Author: Archibald Henry Sayce
Publisher:
Published: 1883
Total Pages: 490
ISBN-13:
DOWNLOAD EBOOKAuthor: Christopher Rolland King
Publisher:
Published: 1999
Total Pages: 256
ISBN-13:
DOWNLOAD EBOOKThis Book Fills A Gap In Our Understanding Of The Role That Language Has Played Int He History And Politics Of Modern Indai And Will Make Interesting Reading For Historians, Linguists, Cultural Studies Scholars As Well As General Readers.
Author: Raza Mir
Publisher: Penguin UK
Published: 2014-06-15
Total Pages: 328
ISBN-13: 935118725X
DOWNLOAD EBOOKHave you ever been enchanted by the spoken cadence of an Urdu couplet but wished you could fully understand its nuances? Have you wanted to engage with a ghazal more deeply but were daunted by its mystifying conventions? Are you confused between a qataa and a rubaai, or a musadda and a marsiya? In Urdu Poetry, Raza Mir offers a fresh, quirky and accessible entry point for neophytes seeking to enhance their enjoyment of this vibrant canon—from the poems of legends like Mir Taqi Mir and Mirza Ghalib to the lyrics of contemporary game changers like Javed Akhtar and Gulzar. Raza Mir’s translation not only draws out the zest and pathos of these timeless verses, but also provides pithy insights and colourful trivia that will enable readers to fully embrace this world.
Author: A. H. Sayce
Publisher: Routledge
Published: 2019-07-23
Total Pages: 464
ISBN-13: 0429805225
DOWNLOAD EBOOKFirst published in 1900, this is the second of two volumes of the magnum opus from pioneer assyriologist and linguist Rev. Archibald Sayce and continues directly from the first, providing an introduction to linguistic roots, inflectional families of speech, agglutinative, incorporating, polysynthetic and isolating languages, comparative mythology, the science of religion, the origin of language and the relation of language to ethnology, logic and education. In it, Sayce was the first to emphasize the principle of partial assimilation and the linguistic principle of analogy. This 4th edition, ten years after the first, reflected on the limitations of science revealed since 1890, in an era when languages, like other humanities subjects, still idealised scientific approaches. Archibald Henry Sayce was one of the greatest comparative linguists of the time, being proficient in Accadian, Arabic, Cuneiform, Chinese, Egyptian, Greek, Hebrew, Hittite, Japanese, Latin, Persian, Phoenician, Sanscrit and Sumerian.
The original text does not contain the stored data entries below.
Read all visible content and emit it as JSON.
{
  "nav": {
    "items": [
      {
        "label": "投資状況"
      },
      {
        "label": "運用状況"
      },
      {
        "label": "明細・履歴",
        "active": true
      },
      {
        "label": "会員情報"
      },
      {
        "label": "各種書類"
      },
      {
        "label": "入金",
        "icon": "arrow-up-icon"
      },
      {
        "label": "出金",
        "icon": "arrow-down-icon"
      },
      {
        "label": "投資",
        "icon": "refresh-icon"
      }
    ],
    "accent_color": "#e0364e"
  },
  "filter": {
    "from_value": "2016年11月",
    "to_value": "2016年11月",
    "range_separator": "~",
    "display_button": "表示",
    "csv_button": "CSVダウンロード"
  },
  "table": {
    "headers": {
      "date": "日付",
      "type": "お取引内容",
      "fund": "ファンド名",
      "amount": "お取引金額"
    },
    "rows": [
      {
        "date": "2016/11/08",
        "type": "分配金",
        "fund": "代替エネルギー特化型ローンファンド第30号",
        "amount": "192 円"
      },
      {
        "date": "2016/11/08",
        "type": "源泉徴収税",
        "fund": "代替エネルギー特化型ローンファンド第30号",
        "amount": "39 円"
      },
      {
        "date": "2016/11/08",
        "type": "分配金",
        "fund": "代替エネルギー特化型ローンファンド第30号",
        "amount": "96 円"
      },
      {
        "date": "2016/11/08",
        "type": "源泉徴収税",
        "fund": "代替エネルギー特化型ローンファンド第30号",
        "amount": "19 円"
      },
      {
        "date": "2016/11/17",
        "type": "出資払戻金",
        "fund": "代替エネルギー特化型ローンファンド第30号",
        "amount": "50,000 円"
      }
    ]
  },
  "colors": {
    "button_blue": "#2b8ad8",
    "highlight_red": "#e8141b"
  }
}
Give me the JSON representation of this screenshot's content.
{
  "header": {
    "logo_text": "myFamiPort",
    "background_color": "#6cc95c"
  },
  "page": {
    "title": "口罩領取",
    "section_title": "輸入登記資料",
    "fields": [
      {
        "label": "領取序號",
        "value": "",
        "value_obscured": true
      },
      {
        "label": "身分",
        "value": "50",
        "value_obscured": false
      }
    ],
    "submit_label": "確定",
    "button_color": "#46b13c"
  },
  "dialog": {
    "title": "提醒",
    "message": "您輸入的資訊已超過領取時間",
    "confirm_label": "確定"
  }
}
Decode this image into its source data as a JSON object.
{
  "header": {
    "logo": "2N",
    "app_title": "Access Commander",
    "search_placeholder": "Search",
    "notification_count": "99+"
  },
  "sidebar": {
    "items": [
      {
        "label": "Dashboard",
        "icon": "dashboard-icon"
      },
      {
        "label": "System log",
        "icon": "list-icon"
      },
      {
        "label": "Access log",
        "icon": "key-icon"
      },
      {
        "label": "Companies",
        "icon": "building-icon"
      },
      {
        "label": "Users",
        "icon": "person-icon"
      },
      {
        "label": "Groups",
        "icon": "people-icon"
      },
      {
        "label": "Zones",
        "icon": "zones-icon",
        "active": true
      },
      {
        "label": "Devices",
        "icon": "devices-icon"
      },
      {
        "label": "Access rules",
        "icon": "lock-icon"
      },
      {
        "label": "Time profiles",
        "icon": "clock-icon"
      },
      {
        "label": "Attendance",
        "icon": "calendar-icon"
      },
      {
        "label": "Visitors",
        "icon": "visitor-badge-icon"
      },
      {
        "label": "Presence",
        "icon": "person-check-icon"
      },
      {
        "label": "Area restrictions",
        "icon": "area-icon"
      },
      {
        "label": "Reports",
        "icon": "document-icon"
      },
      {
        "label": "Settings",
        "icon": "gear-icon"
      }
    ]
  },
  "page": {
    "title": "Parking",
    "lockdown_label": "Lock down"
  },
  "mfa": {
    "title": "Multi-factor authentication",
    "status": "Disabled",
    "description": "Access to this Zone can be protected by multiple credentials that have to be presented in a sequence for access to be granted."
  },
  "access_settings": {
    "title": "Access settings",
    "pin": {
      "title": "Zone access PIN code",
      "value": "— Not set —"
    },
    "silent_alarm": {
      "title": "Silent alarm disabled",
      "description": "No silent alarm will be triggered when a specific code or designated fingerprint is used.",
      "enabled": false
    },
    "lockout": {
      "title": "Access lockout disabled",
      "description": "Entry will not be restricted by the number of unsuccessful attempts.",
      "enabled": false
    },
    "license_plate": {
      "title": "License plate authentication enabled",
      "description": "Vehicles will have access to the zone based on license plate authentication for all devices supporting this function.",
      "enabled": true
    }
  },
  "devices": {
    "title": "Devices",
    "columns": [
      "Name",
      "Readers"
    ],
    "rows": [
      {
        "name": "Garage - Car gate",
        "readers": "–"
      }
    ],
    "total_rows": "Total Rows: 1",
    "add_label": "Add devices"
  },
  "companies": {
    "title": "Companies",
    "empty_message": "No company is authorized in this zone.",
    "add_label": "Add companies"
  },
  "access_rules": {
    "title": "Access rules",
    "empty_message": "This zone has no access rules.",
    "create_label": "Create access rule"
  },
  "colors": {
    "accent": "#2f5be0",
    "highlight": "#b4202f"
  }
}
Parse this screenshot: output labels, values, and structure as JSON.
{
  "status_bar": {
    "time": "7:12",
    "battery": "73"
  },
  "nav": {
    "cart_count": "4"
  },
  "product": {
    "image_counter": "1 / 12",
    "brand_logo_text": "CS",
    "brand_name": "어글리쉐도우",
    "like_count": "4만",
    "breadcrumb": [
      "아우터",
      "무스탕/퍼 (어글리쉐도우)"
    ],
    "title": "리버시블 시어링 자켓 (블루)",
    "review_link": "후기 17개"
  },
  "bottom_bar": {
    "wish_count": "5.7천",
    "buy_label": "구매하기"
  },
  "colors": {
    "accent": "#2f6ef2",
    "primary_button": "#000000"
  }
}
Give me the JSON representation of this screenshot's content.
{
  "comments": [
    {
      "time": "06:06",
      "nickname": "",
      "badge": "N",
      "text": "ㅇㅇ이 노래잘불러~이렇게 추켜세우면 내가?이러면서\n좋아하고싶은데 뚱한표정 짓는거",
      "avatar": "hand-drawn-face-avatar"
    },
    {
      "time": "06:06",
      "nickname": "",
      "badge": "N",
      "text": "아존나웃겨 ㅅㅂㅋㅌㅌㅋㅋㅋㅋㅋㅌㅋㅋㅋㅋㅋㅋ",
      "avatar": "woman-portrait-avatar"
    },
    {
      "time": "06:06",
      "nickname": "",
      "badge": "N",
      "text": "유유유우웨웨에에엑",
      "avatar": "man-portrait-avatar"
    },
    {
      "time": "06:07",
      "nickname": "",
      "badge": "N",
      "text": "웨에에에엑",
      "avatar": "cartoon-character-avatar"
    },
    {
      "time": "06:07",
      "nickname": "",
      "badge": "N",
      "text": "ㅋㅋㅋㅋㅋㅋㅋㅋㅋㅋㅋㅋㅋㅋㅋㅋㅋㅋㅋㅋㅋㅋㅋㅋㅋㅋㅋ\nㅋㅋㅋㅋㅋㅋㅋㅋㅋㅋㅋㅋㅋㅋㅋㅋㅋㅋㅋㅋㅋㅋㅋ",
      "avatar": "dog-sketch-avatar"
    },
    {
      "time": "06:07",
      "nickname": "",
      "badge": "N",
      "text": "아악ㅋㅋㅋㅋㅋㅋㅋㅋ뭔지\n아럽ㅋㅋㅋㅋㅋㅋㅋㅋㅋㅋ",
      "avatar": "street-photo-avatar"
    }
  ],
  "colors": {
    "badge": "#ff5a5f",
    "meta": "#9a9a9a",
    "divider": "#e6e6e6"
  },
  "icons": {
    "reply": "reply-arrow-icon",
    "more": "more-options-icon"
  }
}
He had a good knowledge of every Semitic and Indo-European language and could write good prose in at least twenty languages. Sayce's first major contribution to scholarship was a highly significant translation of an Accadian seal, a 'bilingual text' from which to translate cuneiform, similar to the Rosetta Stone. Here then, no doubt, the reader learns from a master of comparative linguistics.